I discovered, independently of texts on behavioral sciences, something which I later learned was by convention called maze brightness, which could be defined for the moment as “becoming able to find new paths through the maze toward the reward-point through sheer repetition”, from which we could, if we weren’t overly concerned about how far we could quantum leap, deduce that some rats eventually become aware of the general rules of maze construction, of course only on a purely subjective-instinctive nose-and-gut level.

I discovered through this a special learning process which could enable the rat to solve not only one known maze but virtually any maze it may thereafter happen to encounter by accident or design.

I also concluded, probably rightly, that such a rat would, eventually — having blundered its way through a sufficient number of mazes — in spite of itself, begin to dimly recognize the inescapable fact that it is in a maze and that moreover, it cannot — at least by present means — remove itself to parts unknown.

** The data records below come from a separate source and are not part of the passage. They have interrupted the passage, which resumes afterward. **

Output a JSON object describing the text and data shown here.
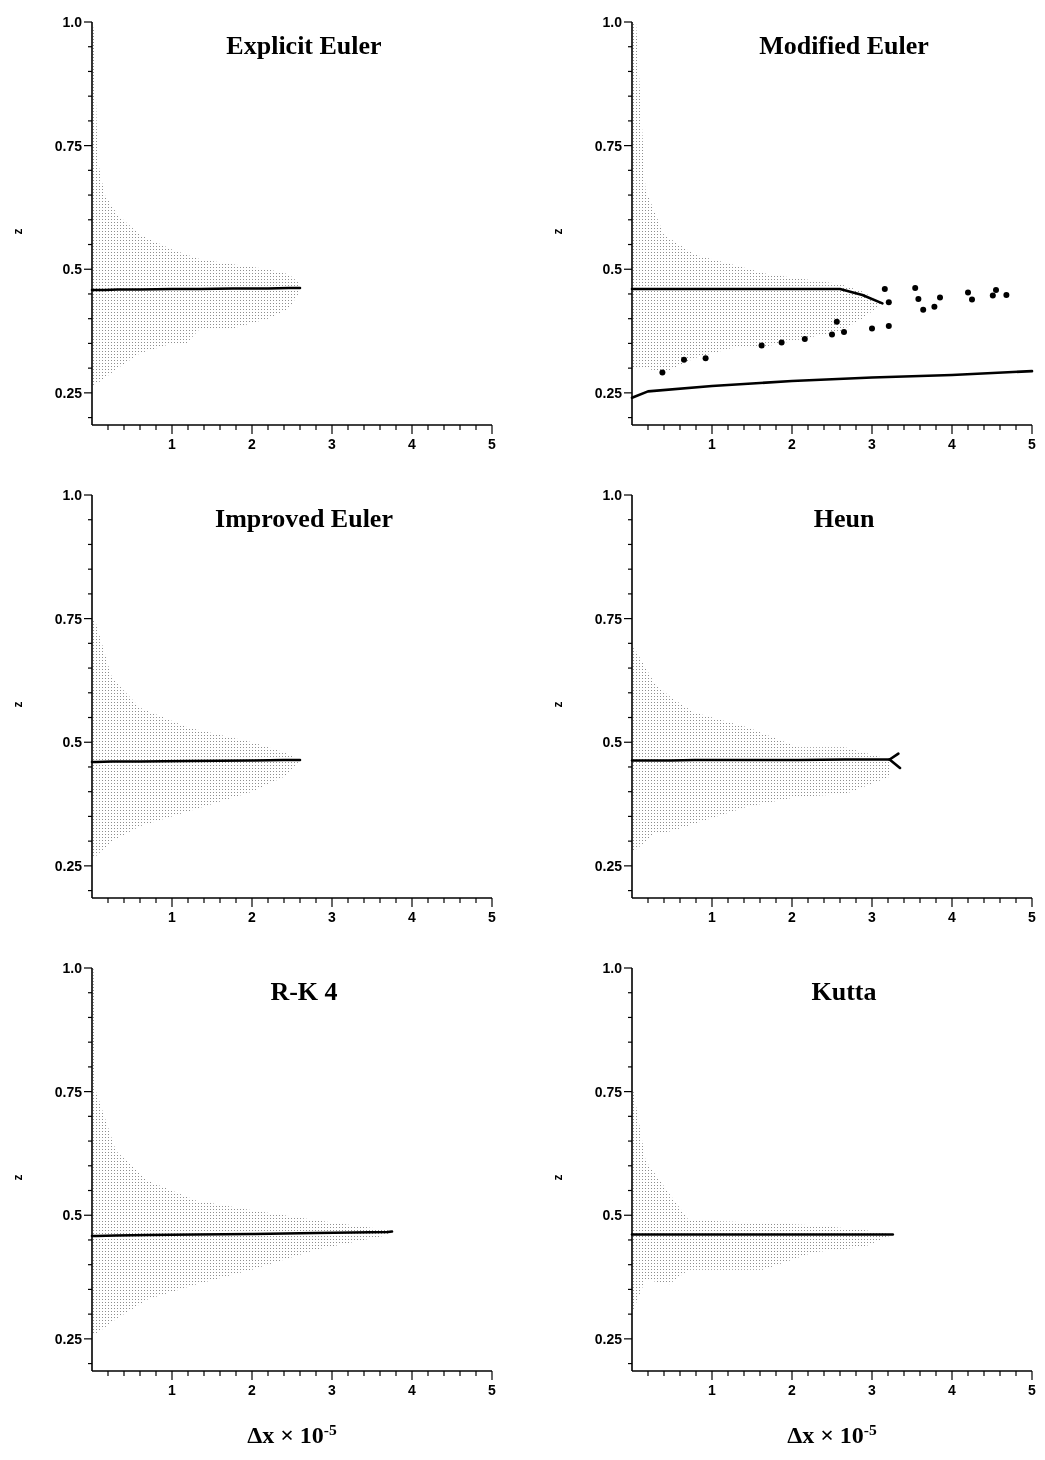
{
  "chart_data": [
    {
      "type": "line",
      "title": "Explicit Euler",
      "ylabel": "z",
      "xlim": [
        0,
        5
      ],
      "ylim": [
        0.185,
        1
      ],
      "xticks": [
        {
          "value": 0.2,
          "label": null
        },
        {
          "value": 0.4,
          "label": null
        },
        {
          "value": 0.6,
          "label": null
        },
        {
          "value": 0.8,
          "label": null
        },
        1,
        {
          "value": 1.2,
          "label": null
        },
        {
          "value": 1.4,
          "label": null
        },
        {
          "value": 1.6,
          "label": null
        },
        {
          "value": 1.8,
          "label": null
        },
        2,
        {
          "value": 2.2,
          "label": null
        },
        {
          "value": 2.4,
          "label": null
        },
        {
          "value": 2.6,
          "label": null
        },
        {
          "value": 2.8,
          "label": null
        },
        3,
        {
          "value": 3.2,
          "label": null
        },
        {
          "value": 3.4,
          "label": null
        },
        {
          "value": 3.6,
          "label": null
        },
        {
          "value": 3.8,
          "label": null
        },
        4,
        {
          "value": 4.2,
          "label": null
        },
        {
          "value": 4.4,
          "label": null
        },
        {
          "value": 4.6,
          "label": null
        },
        {
          "value": 4.8,
          "label": null
        },
        5
      ],
      "yticks": [
        {
          "value": 0.2,
          "label": null
        },
        0.25,
        {
          "value": 0.3,
          "label": null
        },
        {
          "value": 0.35,
          "label": null
        },
        {
          "value": 0.4,
          "label": null
        },
        {
          "value": 0.45,
          "label": null
        },
        0.5,
        {
          "value": 0.55,
          "label": null
        },
        {
          "value": 0.6,
          "label": null
        },
        {
          "value": 0.65,
          "label": null
        },
        {
          "value": 0.7,
          "label": null
        },
        0.75,
        {
          "value": 0.8,
          "label": null
        },
        {
          "value": 0.85,
          "label": null
        },
        {
          "value": 0.9,
          "label": null
        },
        {
          "value": 0.95,
          "label": null
        },
        {
          "value": 1,
          "label": "1.0"
        }
      ],
      "series": [
        {
          "color": "#000000",
          "x": [
            0,
            0.03,
            0.07,
            0.16,
            0.32,
            0.6,
            1.0,
            1.18,
            1.35,
            1.76,
            2.2,
            2.46,
            2.6
          ],
          "values": [
            0.458,
            0.458,
            0.458,
            0.458,
            0.459,
            0.459,
            0.46,
            0.46,
            0.46,
            0.461,
            0.461,
            0.462,
            0.462
          ],
          "upper": [
            1.0,
            0.98,
            0.72,
            0.65,
            0.61,
            0.57,
            0.54,
            0.53,
            0.52,
            0.51,
            0.5,
            0.49,
            0.47
          ],
          "lower": [
            0.26,
            0.267,
            0.27,
            0.28,
            0.3,
            0.33,
            0.35,
            0.35,
            0.38,
            0.38,
            0.4,
            0.42,
            0.455
          ]
        }
      ]
    },
    {
      "type": "line",
      "title": "Modified Euler",
      "ylabel": "z",
      "xlim": [
        0,
        5
      ],
      "ylim": [
        0.185,
        1
      ],
      "xticks": [
        {
          "value": 0.2,
          "label": null
        },
        {
          "value": 0.4,
          "label": null
        },
        {
          "value": 0.6,
          "label": null
        },
        {
          "value": 0.8,
          "label": null
        },
        1,
        {
          "value": 1.2,
          "label": null
        },
        {
          "value": 1.4,
          "label": null
        },
        {
          "value": 1.6,
          "label": null
        },
        {
          "value": 1.8,
          "label": null
        },
        2,
        {
          "value": 2.2,
          "label": null
        },
        {
          "value": 2.4,
          "label": null
        },
        {
          "value": 2.6,
          "label": null
        },
        {
          "value": 2.8,
          "label": null
        },
        3,
        {
          "value": 3.2,
          "label": null
        },
        {
          "value": 3.4,
          "label": null
        },
        {
          "value": 3.6,
          "label": null
        },
        {
          "value": 3.8,
          "label": null
        },
        4,
        {
          "value": 4.2,
          "label": null
        },
        {
          "value": 4.4,
          "label": null
        },
        {
          "value": 4.6,
          "label": null
        },
        {
          "value": 4.8,
          "label": null
        },
        5
      ],
      "yticks": [
        {
          "value": 0.2,
          "label": null
        },
        0.25,
        {
          "value": 0.3,
          "label": null
        },
        {
          "value": 0.35,
          "label": null
        },
        {
          "value": 0.4,
          "label": null
        },
        {
          "value": 0.45,
          "label": null
        },
        0.5,
        {
          "value": 0.55,
          "label": null
        },
        {
          "value": 0.6,
          "label": null
        },
        {
          "value": 0.65,
          "label": null
        },
        {
          "value": 0.7,
          "label": null
        },
        0.75,
        {
          "value": 0.8,
          "label": null
        },
        {
          "value": 0.85,
          "label": null
        },
        {
          "value": 0.9,
          "label": null
        },
        {
          "value": 0.95,
          "label": null
        },
        {
          "value": 1,
          "label": "1.0"
        }
      ],
      "series": [
        {
          "color": "#000000",
          "x": [
            0,
            0.05,
            0.17,
            0.4,
            0.78,
            1.24,
            1.7,
            2.16,
            2.6,
            2.88,
            3.13
          ],
          "values": [
            0.46,
            0.46,
            0.46,
            0.46,
            0.46,
            0.46,
            0.46,
            0.46,
            0.46,
            0.448,
            0.431
          ],
          "upper": [
            1.0,
            1.0,
            0.66,
            0.57,
            0.53,
            0.51,
            0.49,
            0.48,
            0.47,
            0.455,
            0.431
          ],
          "lower": [
            0.3,
            0.3,
            0.3,
            0.29,
            0.32,
            0.34,
            0.345,
            0.36,
            0.375,
            0.4,
            0.431
          ]
        },
        {
          "color": "#000000",
          "x": [
            0,
            0.2,
            1,
            2,
            3,
            4,
            5
          ],
          "values": [
            0.24,
            0.253,
            0.264,
            0.274,
            0.281,
            0.286,
            0.294
          ]
        },
        {
          "type": "scatter",
          "marker": "circle",
          "color": "#000000",
          "x": [
            3.16,
            3.21,
            3.54,
            3.58,
            3.64,
            3.85,
            3.78,
            4.2,
            4.25,
            4.55,
            4.68,
            4.51,
            2.56,
            2.65,
            3.0,
            3.21,
            2.5,
            2.16,
            1.87,
            1.62,
            0.92,
            0.65,
            0.38
          ],
          "values": [
            0.46,
            0.433,
            0.462,
            0.44,
            0.418,
            0.443,
            0.424,
            0.453,
            0.439,
            0.458,
            0.448,
            0.447,
            0.394,
            0.373,
            0.38,
            0.385,
            0.368,
            0.359,
            0.352,
            0.346,
            0.32,
            0.317,
            0.291
          ]
        }
      ]
    },
    {
      "type": "line",
      "title": "Improved Euler",
      "ylabel": "z",
      "xlim": [
        0,
        5
      ],
      "ylim": [
        0.185,
        1
      ],
      "xticks": [
        {
          "value": 0.2,
          "label": null
        },
        {
          "value": 0.4,
          "label": null
        },
        {
          "value": 0.6,
          "label": null
        },
        {
          "value": 0.8,
          "label": null
        },
        1,
        {
          "value": 1.2,
          "label": null
        },
        {
          "value": 1.4,
          "label": null
        },
        {
          "value": 1.6,
          "label": null
        },
        {
          "value": 1.8,
          "label": null
        },
        2,
        {
          "value": 2.2,
          "label": null
        },
        {
          "value": 2.4,
          "label": null
        },
        {
          "value": 2.6,
          "label": null
        },
        {
          "value": 2.8,
          "label": null
        },
        3,
        {
          "value": 3.2,
          "label": null
        },
        {
          "value": 3.4,
          "label": null
        },
        {
          "value": 3.6,
          "label": null
        },
        {
          "value": 3.8,
          "label": null
        },
        4,
        {
          "value": 4.2,
          "label": null
        },
        {
          "value": 4.4,
          "label": null
        },
        {
          "value": 4.6,
          "label": null
        },
        {
          "value": 4.8,
          "label": null
        },
        5
      ],
      "yticks": [
        {
          "value": 0.2,
          "label": null
        },
        0.25,
        {
          "value": 0.3,
          "label": null
        },
        {
          "value": 0.35,
          "label": null
        },
        {
          "value": 0.4,
          "label": null
        },
        {
          "value": 0.45,
          "label": null
        },
        0.5,
        {
          "value": 0.55,
          "label": null
        },
        {
          "value": 0.6,
          "label": null
        },
        {
          "value": 0.65,
          "label": null
        },
        {
          "value": 0.7,
          "label": null
        },
        0.75,
        {
          "value": 0.8,
          "label": null
        },
        {
          "value": 0.85,
          "label": null
        },
        {
          "value": 0.9,
          "label": null
        },
        {
          "value": 0.95,
          "label": null
        },
        {
          "value": 1,
          "label": "1.0"
        }
      ],
      "series": [
        {
          "color": "#000000",
          "x": [
            0,
            0.05,
            0.25,
            0.6,
            1.2,
            2.0,
            2.4,
            2.6
          ],
          "values": [
            0.46,
            0.46,
            0.461,
            0.461,
            0.462,
            0.463,
            0.464,
            0.464
          ],
          "upper": [
            0.75,
            0.74,
            0.63,
            0.57,
            0.53,
            0.5,
            0.48,
            0.465
          ],
          "lower": [
            0.27,
            0.27,
            0.3,
            0.33,
            0.36,
            0.4,
            0.43,
            0.463
          ]
        }
      ]
    },
    {
      "type": "line",
      "title": "Heun",
      "ylabel": "z",
      "xlim": [
        0,
        5
      ],
      "ylim": [
        0.185,
        1
      ],
      "xticks": [
        {
          "value": 0.2,
          "label": null
        },
        {
          "value": 0.4,
          "label": null
        },
        {
          "value": 0.6,
          "label": null
        },
        {
          "value": 0.8,
          "label": null
        },
        1,
        {
          "value": 1.2,
          "label": null
        },
        {
          "value": 1.4,
          "label": null
        },
        {
          "value": 1.6,
          "label": null
        },
        {
          "value": 1.8,
          "label": null
        },
        2,
        {
          "value": 2.2,
          "label": null
        },
        {
          "value": 2.4,
          "label": null
        },
        {
          "value": 2.6,
          "label": null
        },
        {
          "value": 2.8,
          "label": null
        },
        3,
        {
          "value": 3.2,
          "label": null
        },
        {
          "value": 3.4,
          "label": null
        },
        {
          "value": 3.6,
          "label": null
        },
        {
          "value": 3.8,
          "label": null
        },
        4,
        {
          "value": 4.2,
          "label": null
        },
        {
          "value": 4.4,
          "label": null
        },
        {
          "value": 4.6,
          "label": null
        },
        {
          "value": 4.8,
          "label": null
        },
        5
      ],
      "yticks": [
        {
          "value": 0.2,
          "label": null
        },
        0.25,
        {
          "value": 0.3,
          "label": null
        },
        {
          "value": 0.35,
          "label": null
        },
        {
          "value": 0.4,
          "label": null
        },
        {
          "value": 0.45,
          "label": null
        },
        0.5,
        {
          "value": 0.55,
          "label": null
        },
        {
          "value": 0.6,
          "label": null
        },
        {
          "value": 0.65,
          "label": null
        },
        {
          "value": 0.7,
          "label": null
        },
        0.75,
        {
          "value": 0.8,
          "label": null
        },
        {
          "value": 0.85,
          "label": null
        },
        {
          "value": 0.9,
          "label": null
        },
        {
          "value": 0.95,
          "label": null
        },
        {
          "value": 1,
          "label": "1.0"
        }
      ],
      "series": [
        {
          "color": "#000000",
          "x": [
            0,
            0.03,
            0.28,
            0.49,
            0.78,
            1.45,
            2.08,
            2.66,
            3.22
          ],
          "values": [
            0.463,
            0.463,
            0.463,
            0.463,
            0.464,
            0.464,
            0.464,
            0.465,
            0.465
          ],
          "upper": [
            0.69,
            0.69,
            0.62,
            0.59,
            0.56,
            0.53,
            0.49,
            0.49,
            0.465
          ],
          "lower": [
            0.28,
            0.28,
            0.315,
            0.32,
            0.335,
            0.37,
            0.39,
            0.395,
            0.43
          ]
        },
        {
          "color": "#000000",
          "x": [
            3.22,
            3.33
          ],
          "values": [
            0.465,
            0.477
          ]
        },
        {
          "color": "#000000",
          "x": [
            3.22,
            3.35
          ],
          "values": [
            0.465,
            0.448
          ]
        }
      ]
    },
    {
      "type": "line",
      "title": "R-K 4",
      "ylabel": "z",
      "xlabel": "Δx × 10$^{-5}$",
      "xlim": [
        0,
        5
      ],
      "ylim": [
        0.185,
        1
      ],
      "xticks": [
        {
          "value": 0.2,
          "label": null
        },
        {
          "value": 0.4,
          "label": null
        },
        {
          "value": 0.6,
          "label": null
        },
        {
          "value": 0.8,
          "label": null
        },
        1,
        {
          "value": 1.2,
          "label": null
        },
        {
          "value": 1.4,
          "label": null
        },
        {
          "value": 1.6,
          "label": null
        },
        {
          "value": 1.8,
          "label": null
        },
        2,
        {
          "value": 2.2,
          "label": null
        },
        {
          "value": 2.4,
          "label": null
        },
        {
          "value": 2.6,
          "label": null
        },
        {
          "value": 2.8,
          "label": null
        },
        3,
        {
          "value": 3.2,
          "label": null
        },
        {
          "value": 3.4,
          "label": null
        },
        {
          "value": 3.6,
          "label": null
        },
        {
          "value": 3.8,
          "label": null
        },
        4,
        {
          "value": 4.2,
          "label": null
        },
        {
          "value": 4.4,
          "label": null
        },
        {
          "value": 4.6,
          "label": null
        },
        {
          "value": 4.8,
          "label": null
        },
        5
      ],
      "yticks": [
        {
          "value": 0.2,
          "label": null
        },
        0.25,
        {
          "value": 0.3,
          "label": null
        },
        {
          "value": 0.35,
          "label": null
        },
        {
          "value": 0.4,
          "label": null
        },
        {
          "value": 0.45,
          "label": null
        },
        0.5,
        {
          "value": 0.55,
          "label": null
        },
        {
          "value": 0.6,
          "label": null
        },
        {
          "value": 0.65,
          "label": null
        },
        {
          "value": 0.7,
          "label": null
        },
        0.75,
        {
          "value": 0.8,
          "label": null
        },
        {
          "value": 0.85,
          "label": null
        },
        {
          "value": 0.9,
          "label": null
        },
        {
          "value": 0.95,
          "label": null
        },
        {
          "value": 1,
          "label": "1.0"
        }
      ],
      "series": [
        {
          "color": "#000000",
          "x": [
            0,
            0.02,
            0.05,
            0.3,
            0.7,
            1.3,
            2.0,
            2.8,
            3.7,
            3.75
          ],
          "values": [
            0.458,
            0.458,
            0.458,
            0.459,
            0.46,
            0.461,
            0.462,
            0.464,
            0.466,
            0.467
          ],
          "upper": [
            1.0,
            1.0,
            0.75,
            0.63,
            0.57,
            0.53,
            0.51,
            0.49,
            0.47,
            0.467
          ],
          "lower": [
            0.26,
            0.26,
            0.26,
            0.29,
            0.33,
            0.36,
            0.39,
            0.43,
            0.46,
            0.467
          ]
        }
      ]
    },
    {
      "type": "line",
      "title": "Kutta",
      "ylabel": "z",
      "xlabel": "Δx × 10$^{-5}$",
      "xlim": [
        0,
        5
      ],
      "ylim": [
        0.185,
        1
      ],
      "xticks": [
        {
          "value": 0.2,
          "label": null
        },
        {
          "value": 0.4,
          "label": null
        },
        {
          "value": 0.6,
          "label": null
        },
        {
          "value": 0.8,
          "label": null
        },
        1,
        {
          "value": 1.2,
          "label": null
        },
        {
          "value": 1.4,
          "label": null
        },
        {
          "value": 1.6,
          "label": null
        },
        {
          "value": 1.8,
          "label": null
        },
        2,
        {
          "value": 2.2,
          "label": null
        },
        {
          "value": 2.4,
          "label": null
        },
        {
          "value": 2.6,
          "label": null
        },
        {
          "value": 2.8,
          "label": null
        },
        3,
        {
          "value": 3.2,
          "label": null
        },
        {
          "value": 3.4,
          "label": null
        },
        {
          "value": 3.6,
          "label": null
        },
        {
          "value": 3.8,
          "label": null
        },
        4,
        {
          "value": 4.2,
          "label": null
        },
        {
          "value": 4.4,
          "label": null
        },
        {
          "value": 4.6,
          "label": null
        },
        {
          "value": 4.8,
          "label": null
        },
        5
      ],
      "yticks": [
        {
          "value": 0.2,
          "label": null
        },
        0.25,
        {
          "value": 0.3,
          "label": null
        },
        {
          "value": 0.35,
          "label": null
        },
        {
          "value": 0.4,
          "label": null
        },
        {
          "value": 0.45,
          "label": null
        },
        0.5,
        {
          "value": 0.55,
          "label": null
        },
        {
          "value": 0.6,
          "label": null
        },
        {
          "value": 0.65,
          "label": null
        },
        {
          "value": 0.7,
          "label": null
        },
        0.75,
        {
          "value": 0.8,
          "label": null
        },
        {
          "value": 0.85,
          "label": null
        },
        {
          "value": 0.9,
          "label": null
        },
        {
          "value": 0.95,
          "label": null
        },
        {
          "value": 1,
          "label": "1.0"
        }
      ],
      "series": [
        {
          "color": "#000000",
          "x": [
            0,
            0.02,
            0.17,
            0.46,
            0.71,
            1.64,
            2.27,
            2.9,
            3.26
          ],
          "values": [
            0.461,
            0.461,
            0.461,
            0.461,
            0.461,
            0.461,
            0.461,
            0.461,
            0.461
          ],
          "upper": [
            0.75,
            0.75,
            0.61,
            0.545,
            0.49,
            0.485,
            0.48,
            0.47,
            0.461
          ],
          "lower": [
            0.31,
            0.31,
            0.37,
            0.36,
            0.39,
            0.39,
            0.425,
            0.436,
            0.461
          ]
        }
      ]
    }
  ]
}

Once this first all-important recognition has been achieved, without which nothing further is possible in any direction except down, it can begin to perceive and analyze its surroundings as they actually are, and not as its unexamined fears and perceptual occlusions have caused it to imagine them to be.

Because the perceptual-emotional will have, for the moment, been resolved, it will no longer exhibit the compulsion to maintain a self-constructed veil of confusion and disorientation.

One would think the thrill of observing that single rat, which out of dozens, suddenly gave indications of having become aware of the maze would soon pall, but au contraire…the excitement of this simple yet magnificent discovery never failed to strike me as anything less than downright apotheotic*, and any behavioral scientist worth his or her weight in potassium nitrate who says anything different is spouting pure scoria*.

A rat achieves maze brightness, and its eyes seem somehow at once both older and younger; general posture and behavior toward the environment and toward itself show radical signs of alteration. It seems less frantic, more self-assured, and noticeably less self-destructive.

At the same time, one can see visible signs of excitement as a new sense of freedom descends overwhelmingly upon it, the same sense of freedom which humans who have discovered what they call “enlightenment” experience.

E.J. Gold is a good storyteller, and I’ve just ordered two more of his books, Practical Work on the Self and The Human Biological Machine As a Transformational Apparatus. The book group I joined has already read them, so I have some catching up to do.